Horace Silver
*Horace Silver was born on this date in 1928. He was a Black jazz arranger and musician.
Born in Norwalk, Connecticut, Silver grew up listening to the folk music of Cape Verde, as his father was from this Afro-Portuguese nation. He also absorbed the popular jazz, blues, and gospel music. He played saxophone and piano in high school, influenced by Thelonious Monk and Bud Powell. He worked for Stan Getz in 1950. During this time, his bop compositions "Split Kick" and "Potter's Luck" showcased his writing gifts. After moving to New York in 1951, Silver played and recorded with Miles Davis, Milt Jackson, Lester Young, Coleman Hawkins, and others.
He made his first record as a leader with Lou Donaldson in 1952 for Blue Note, which marked an affiliation with the label that lasted 28 years. Silver worked with Art Blakey's Jazz Messengers in 1953, and the group's back-to-basics approach started the hard-bop era. Silver's profile as a leader and composer rose for the next two decades, especially with his signature tunes, including "Doodlin'," "Opus De Funk," "Sister Sadie," and his 1964 Cape Verdean/Bossa Nova hit, "Song For My Father." Like Blakey's band, his group became a breeding ground for young talent, including the Brecker Brothers, Joe Henderson, Woody Shaw, and Benny Golson.

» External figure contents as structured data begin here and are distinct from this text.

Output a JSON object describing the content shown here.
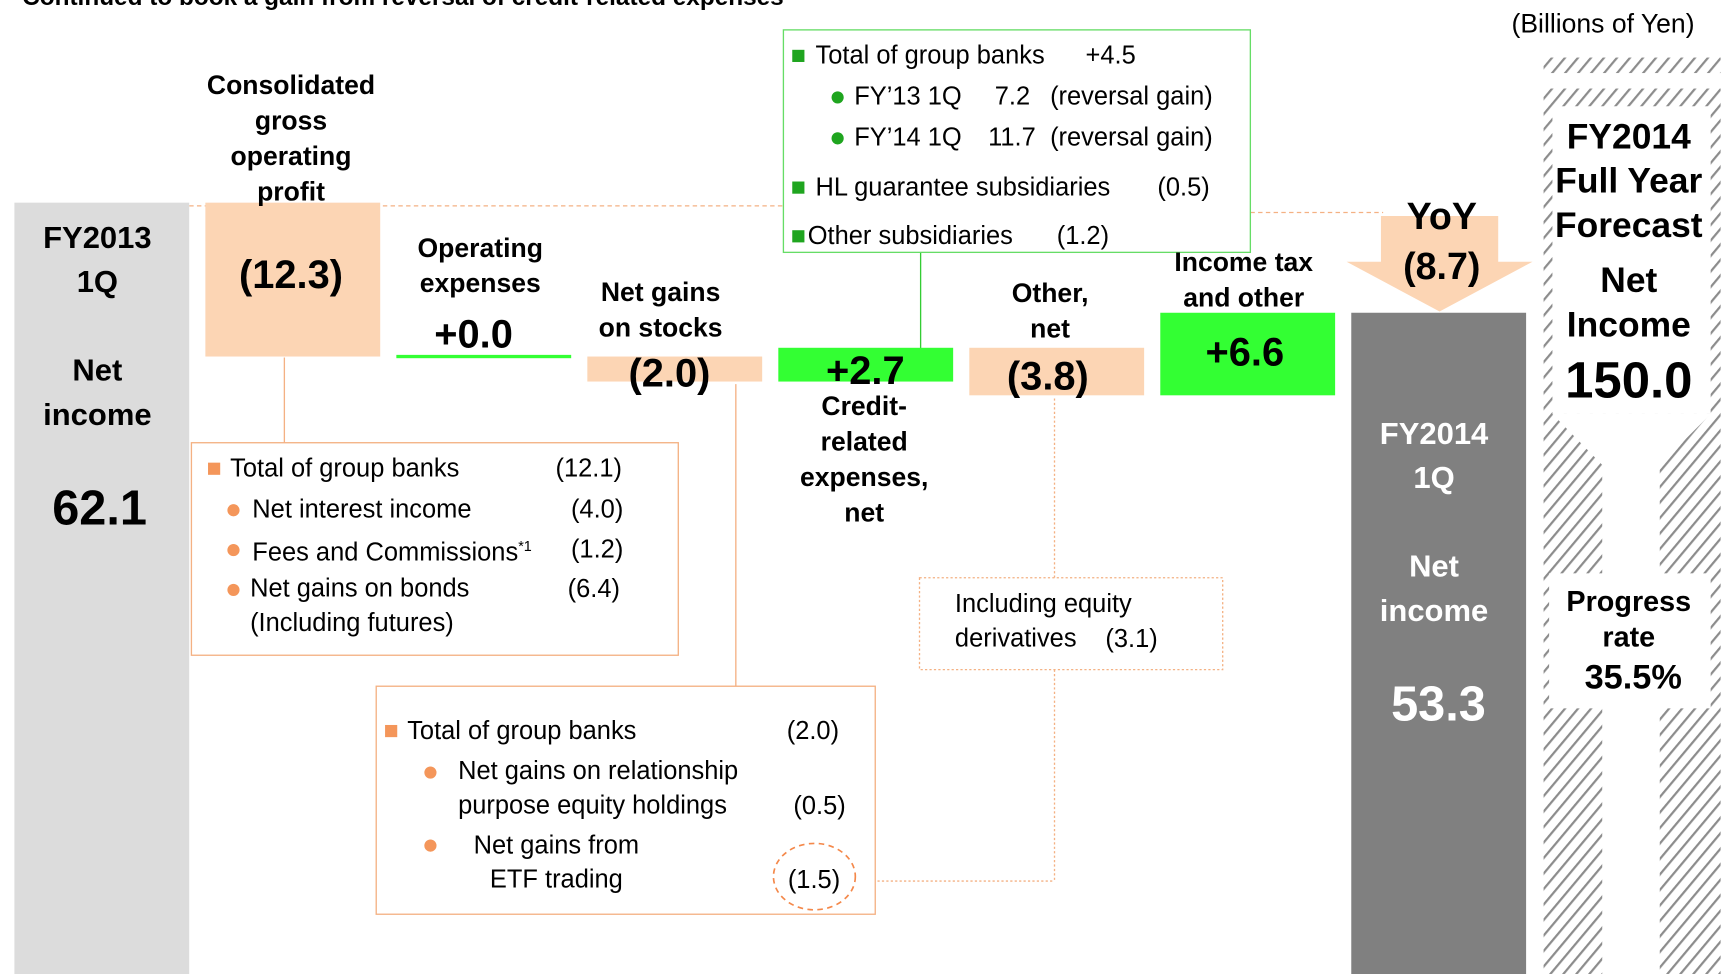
{
  "title": "Continued to book a gain from reversal of credit-related expenses",
  "unit": "(Billions of Yen)",
  "chart_data": {
    "type": "waterfall",
    "categories": [
      "FY2013\n1Q\n\nNet\nincome",
      "Consolidated\ngross\noperating\nprofit",
      "Operating\nexpenses",
      "Net gains\non stocks",
      "Credit-\nrelated\nexpenses,\nnet",
      "Other,\nnet",
      "Income tax\nand other",
      "FY2014\n1Q\n\nNet\nincome"
    ],
    "values": [
      62.1,
      -12.3,
      0,
      -2.0,
      2.7,
      -3.8,
      6.6,
      53.3
    ],
    "value_labels": [
      "62.1",
      "(12.3)",
      "+0.0",
      "(2.0)",
      "+2.7",
      "(3.8)",
      "+6.6",
      "53.3"
    ],
    "colors": {
      "start": "#dcdcdc",
      "end": "#808080",
      "increase": "#33ff33",
      "decrease": "#fcd5b4"
    },
    "ylim": [
      0,
      78.3
    ]
  },
  "yoy": {
    "label": "YoY",
    "value": -8.7,
    "value_label": "(8.7)"
  },
  "forecast": {
    "title": "FY2014\nFull Year\nForecast",
    "metric": "Net\nIncome",
    "value": "150.0",
    "progress_label": "Progress\nrate",
    "progress": "35.5%"
  },
  "notes": {
    "credit": {
      "rows": [
        {
          "label": "Total of group banks",
          "value": "+4.5"
        },
        {
          "label": "FY’13 1Q",
          "value": "7.2",
          "note": "(reversal gain)"
        },
        {
          "label": "FY’14 1Q",
          "value": "11.7",
          "note": "(reversal gain)"
        },
        {
          "label": "HL guarantee subsidiaries",
          "value": "(0.5)"
        },
        {
          "label": "Other subsidiaries",
          "value": "(1.2)"
        }
      ]
    },
    "gross_profit": {
      "rows": [
        {
          "label": "Total of group banks",
          "value": "(12.1)"
        },
        {
          "label": "Net interest income",
          "value": "(4.0)"
        },
        {
          "label": "Fees and Commissions",
          "sup": "*1",
          "value": "(1.2)"
        },
        {
          "label": "Net gains on bonds\n(Including futures)",
          "value": "(6.4)"
        }
      ]
    },
    "other": {
      "text": "Including equity\nderivatives",
      "value": "(3.1)"
    },
    "stocks": {
      "rows": [
        {
          "label": "Total of group banks",
          "value": "(2.0)"
        },
        {
          "label": "Net gains on relationship\npurpose equity holdings",
          "value": "(0.5)"
        },
        {
          "label": "Net gains from\nETF trading",
          "value": "(1.5)"
        }
      ]
    }
  }
}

He started his own label, Silveto, in the '80s, which quickly folded; he currently records for GRP. With a player and compositional style that draws from Black gospel, bebop, Latin, and R&B sources, Horace Silver was one of the major musicians of the hard-bop and soul-jazz movements of the '50s and '60s.
In 2007, it was revealed that Silver had Alzheimer's disease. He died of natural causes in New Rochelle, New York, on June 18, 2014. His son survived him.